In an orthodox world view which understands original sin, even if people are born with inclinations towards homosexuality or any other perversions, it does not necessarily make them good. We are born sinful, and not good. And so, if some are born with an inclination to being an alcoholic, we do not just embrace it. If a man in born with a natural inclination to sleep with every woman who catches his eye, we do not celebrate it. And if humans are born with an inclination towards viewing members of their own sex as objects of erotic love or lust, it is not a reason to throw a parade.

We are ever since the fall not born as God would design or will. We are in fact born at odds with him and his desires. And so we should not embrace the way we are born, but rejoice instead that God has offered to rescue us from such terror.

Romans 7:24-25 Wretched man that I am! Who will deliver me from this body of death? Thanks be to God through Jesus Christ our Lord!

In closing, a quote from G K Chesterton’s Orthodoxy is which he explains the lunacy of questioning Original Sin:

Certain new theologians dispute original sin, which is the only part of Christian theology which can really be proved. Some…admit divine sinlessness, which they cannot see even in their dreams. But they essentially deny human sin, which they can see in the street. The strongest saints and the strongest sceptics alike took positive evil as the starting-point of their argument.

2 thoughts on “Why Doctrine Matters: Original Sin

  1. Phil,

    You wrote: So why does this matter? Well, the loss of the belief in this doctrine has led people to believe the following things:

    * Children are thoroughly innocent.
    * People are therefore basically good.
    * Acts of the will are the greatest thing to be known among men

    I think you know, just as I do, that many people have ALWAYS believed these things whether Christian or not.

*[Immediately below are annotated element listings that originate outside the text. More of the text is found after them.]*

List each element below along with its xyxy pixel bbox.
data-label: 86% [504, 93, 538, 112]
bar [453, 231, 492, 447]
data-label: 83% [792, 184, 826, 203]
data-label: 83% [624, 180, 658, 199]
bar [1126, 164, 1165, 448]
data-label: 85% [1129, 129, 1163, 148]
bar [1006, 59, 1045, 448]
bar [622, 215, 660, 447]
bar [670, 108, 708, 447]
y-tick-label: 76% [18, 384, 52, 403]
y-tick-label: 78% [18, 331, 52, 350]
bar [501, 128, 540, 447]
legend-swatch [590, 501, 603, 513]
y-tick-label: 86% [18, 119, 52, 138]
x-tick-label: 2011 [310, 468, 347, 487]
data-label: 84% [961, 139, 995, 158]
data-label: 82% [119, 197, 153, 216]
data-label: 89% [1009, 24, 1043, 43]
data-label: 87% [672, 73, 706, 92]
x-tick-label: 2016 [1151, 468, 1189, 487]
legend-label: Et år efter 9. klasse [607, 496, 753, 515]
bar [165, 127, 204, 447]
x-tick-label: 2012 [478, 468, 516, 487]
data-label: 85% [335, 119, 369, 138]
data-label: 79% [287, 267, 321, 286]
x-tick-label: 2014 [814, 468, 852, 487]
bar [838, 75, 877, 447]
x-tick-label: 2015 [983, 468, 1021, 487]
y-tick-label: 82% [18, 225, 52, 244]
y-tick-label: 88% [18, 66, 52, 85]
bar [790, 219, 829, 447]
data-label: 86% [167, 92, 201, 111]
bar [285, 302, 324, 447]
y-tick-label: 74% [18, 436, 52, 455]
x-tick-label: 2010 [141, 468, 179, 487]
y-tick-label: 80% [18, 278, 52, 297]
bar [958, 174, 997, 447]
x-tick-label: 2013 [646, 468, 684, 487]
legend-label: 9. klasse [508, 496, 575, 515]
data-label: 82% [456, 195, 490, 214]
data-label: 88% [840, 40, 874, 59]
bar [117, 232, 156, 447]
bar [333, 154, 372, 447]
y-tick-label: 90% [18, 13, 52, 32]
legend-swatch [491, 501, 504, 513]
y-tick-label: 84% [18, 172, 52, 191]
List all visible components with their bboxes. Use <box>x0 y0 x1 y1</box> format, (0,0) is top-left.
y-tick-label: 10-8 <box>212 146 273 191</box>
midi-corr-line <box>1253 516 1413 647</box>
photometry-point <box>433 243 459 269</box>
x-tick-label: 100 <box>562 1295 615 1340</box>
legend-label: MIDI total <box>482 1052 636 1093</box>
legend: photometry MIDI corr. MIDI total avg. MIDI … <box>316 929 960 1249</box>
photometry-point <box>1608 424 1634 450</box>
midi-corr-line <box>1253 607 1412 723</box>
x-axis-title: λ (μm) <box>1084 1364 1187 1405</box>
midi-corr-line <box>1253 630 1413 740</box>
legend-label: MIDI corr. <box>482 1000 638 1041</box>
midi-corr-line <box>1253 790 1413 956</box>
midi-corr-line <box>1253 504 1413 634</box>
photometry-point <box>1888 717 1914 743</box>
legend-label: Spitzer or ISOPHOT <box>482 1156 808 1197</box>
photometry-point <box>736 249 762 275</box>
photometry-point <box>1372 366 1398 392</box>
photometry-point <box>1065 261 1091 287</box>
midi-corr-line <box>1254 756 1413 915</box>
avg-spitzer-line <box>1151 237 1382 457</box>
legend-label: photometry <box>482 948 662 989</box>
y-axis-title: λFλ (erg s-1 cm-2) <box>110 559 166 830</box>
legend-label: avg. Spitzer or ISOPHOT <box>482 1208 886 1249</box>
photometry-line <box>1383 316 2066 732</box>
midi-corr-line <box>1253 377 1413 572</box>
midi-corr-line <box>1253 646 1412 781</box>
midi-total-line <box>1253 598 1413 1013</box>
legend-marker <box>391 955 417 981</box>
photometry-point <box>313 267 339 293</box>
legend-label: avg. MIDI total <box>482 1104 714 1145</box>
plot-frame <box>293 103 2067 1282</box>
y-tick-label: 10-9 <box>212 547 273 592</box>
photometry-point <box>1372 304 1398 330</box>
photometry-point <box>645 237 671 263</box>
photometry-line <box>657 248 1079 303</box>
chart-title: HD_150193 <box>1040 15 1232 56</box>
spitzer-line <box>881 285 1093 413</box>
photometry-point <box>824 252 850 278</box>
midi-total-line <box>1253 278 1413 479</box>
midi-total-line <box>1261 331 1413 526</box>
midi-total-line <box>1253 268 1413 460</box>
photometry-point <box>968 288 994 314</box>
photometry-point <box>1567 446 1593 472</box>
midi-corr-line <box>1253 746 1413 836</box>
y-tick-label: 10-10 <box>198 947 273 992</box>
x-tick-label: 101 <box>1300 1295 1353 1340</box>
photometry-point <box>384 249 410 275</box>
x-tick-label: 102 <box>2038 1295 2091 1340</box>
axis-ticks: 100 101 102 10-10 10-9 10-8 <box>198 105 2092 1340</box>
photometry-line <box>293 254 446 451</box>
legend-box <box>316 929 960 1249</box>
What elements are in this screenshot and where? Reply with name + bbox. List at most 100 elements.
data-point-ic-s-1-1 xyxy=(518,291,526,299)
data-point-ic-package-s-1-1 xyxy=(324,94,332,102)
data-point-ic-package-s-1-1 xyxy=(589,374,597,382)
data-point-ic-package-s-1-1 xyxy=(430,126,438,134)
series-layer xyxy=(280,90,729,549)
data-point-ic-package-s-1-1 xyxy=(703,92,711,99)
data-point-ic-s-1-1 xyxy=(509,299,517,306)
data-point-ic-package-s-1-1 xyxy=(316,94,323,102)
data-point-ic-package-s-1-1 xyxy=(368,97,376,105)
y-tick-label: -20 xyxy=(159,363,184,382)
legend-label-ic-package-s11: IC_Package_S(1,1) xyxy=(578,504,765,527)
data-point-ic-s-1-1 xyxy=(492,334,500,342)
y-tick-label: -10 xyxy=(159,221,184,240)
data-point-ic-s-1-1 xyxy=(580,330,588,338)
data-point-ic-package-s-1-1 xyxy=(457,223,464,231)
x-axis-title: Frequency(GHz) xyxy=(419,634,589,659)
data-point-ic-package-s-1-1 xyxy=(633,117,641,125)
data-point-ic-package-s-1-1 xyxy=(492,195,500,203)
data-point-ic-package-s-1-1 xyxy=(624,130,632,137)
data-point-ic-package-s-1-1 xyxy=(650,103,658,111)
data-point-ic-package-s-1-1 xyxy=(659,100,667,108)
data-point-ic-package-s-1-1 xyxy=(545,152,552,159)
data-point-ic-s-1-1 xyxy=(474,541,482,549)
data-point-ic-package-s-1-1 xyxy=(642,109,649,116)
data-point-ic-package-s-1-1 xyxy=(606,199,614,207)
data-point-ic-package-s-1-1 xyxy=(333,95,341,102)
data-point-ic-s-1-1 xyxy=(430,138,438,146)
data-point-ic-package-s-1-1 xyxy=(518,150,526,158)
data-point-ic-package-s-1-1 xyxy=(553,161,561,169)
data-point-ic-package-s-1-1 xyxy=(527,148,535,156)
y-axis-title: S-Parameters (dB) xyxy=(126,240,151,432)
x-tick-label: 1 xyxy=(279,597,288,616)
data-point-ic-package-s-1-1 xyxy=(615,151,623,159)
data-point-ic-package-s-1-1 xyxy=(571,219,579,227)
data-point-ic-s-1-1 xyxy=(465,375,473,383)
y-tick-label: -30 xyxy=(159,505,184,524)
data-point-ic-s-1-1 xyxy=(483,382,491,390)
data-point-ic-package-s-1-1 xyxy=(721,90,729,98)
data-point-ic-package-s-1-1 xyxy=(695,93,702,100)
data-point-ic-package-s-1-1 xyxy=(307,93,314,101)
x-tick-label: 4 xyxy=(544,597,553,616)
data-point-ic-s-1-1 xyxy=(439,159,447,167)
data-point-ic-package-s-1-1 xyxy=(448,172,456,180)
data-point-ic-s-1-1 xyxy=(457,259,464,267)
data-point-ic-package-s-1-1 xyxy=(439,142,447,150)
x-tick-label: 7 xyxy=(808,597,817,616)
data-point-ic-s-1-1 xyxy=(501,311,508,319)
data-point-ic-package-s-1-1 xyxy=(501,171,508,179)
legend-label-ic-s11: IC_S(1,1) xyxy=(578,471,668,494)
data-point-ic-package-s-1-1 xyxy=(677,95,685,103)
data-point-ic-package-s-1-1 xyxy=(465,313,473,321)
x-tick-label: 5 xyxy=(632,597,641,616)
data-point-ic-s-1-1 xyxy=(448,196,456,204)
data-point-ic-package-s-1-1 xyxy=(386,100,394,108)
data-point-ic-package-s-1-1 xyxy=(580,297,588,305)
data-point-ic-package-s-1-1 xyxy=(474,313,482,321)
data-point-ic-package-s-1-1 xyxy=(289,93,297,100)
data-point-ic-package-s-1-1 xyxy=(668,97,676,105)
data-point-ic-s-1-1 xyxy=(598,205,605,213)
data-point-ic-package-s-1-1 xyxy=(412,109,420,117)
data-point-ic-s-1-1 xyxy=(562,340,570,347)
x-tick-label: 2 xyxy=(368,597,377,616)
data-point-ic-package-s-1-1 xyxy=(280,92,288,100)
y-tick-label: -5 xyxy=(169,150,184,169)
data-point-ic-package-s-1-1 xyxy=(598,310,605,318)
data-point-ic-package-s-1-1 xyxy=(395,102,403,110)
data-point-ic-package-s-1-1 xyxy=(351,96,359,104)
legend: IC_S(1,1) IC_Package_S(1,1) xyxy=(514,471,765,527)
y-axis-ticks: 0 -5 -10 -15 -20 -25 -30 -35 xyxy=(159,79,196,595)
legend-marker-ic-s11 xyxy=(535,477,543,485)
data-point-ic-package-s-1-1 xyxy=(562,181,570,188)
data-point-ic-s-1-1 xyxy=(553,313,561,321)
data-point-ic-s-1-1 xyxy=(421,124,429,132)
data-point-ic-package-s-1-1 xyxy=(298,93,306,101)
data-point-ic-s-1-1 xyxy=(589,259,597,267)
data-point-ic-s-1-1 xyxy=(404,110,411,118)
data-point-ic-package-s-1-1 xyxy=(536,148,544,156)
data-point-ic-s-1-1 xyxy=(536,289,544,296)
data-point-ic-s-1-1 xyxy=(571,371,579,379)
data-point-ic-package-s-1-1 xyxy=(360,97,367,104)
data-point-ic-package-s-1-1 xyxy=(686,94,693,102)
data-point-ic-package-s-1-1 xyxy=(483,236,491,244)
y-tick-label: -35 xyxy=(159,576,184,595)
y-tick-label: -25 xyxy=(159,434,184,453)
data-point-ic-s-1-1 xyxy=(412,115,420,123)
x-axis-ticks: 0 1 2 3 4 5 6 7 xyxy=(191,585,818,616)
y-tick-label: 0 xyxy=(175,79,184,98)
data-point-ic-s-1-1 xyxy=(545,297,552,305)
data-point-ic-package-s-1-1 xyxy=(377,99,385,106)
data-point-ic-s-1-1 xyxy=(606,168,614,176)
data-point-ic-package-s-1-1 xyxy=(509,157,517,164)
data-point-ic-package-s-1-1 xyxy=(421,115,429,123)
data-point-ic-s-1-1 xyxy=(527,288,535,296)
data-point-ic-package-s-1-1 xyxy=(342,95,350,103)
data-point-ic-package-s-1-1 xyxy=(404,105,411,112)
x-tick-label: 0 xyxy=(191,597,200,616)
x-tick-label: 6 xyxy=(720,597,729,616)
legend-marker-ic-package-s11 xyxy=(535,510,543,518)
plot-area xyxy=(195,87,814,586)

    However, I would take issue with the first one that “children[by which I take as newborns] are thoroughly innocent” because I do not believe that the Augustinian ideal of inherited guilt is a Scriptural tenant. In truth it is a misreading of Scripture and just goes to show that if one truly wants to be Christian, he must also be Greek speaking :). Such a legalistic way of looking at sin really, in my mind, diminishes the harmful, both bodily and spiritually, effects sin has on us. With that follows the Anselmian satisfaction theory of the atonement which does not address the anthropological consequences of sin and the work of Christ.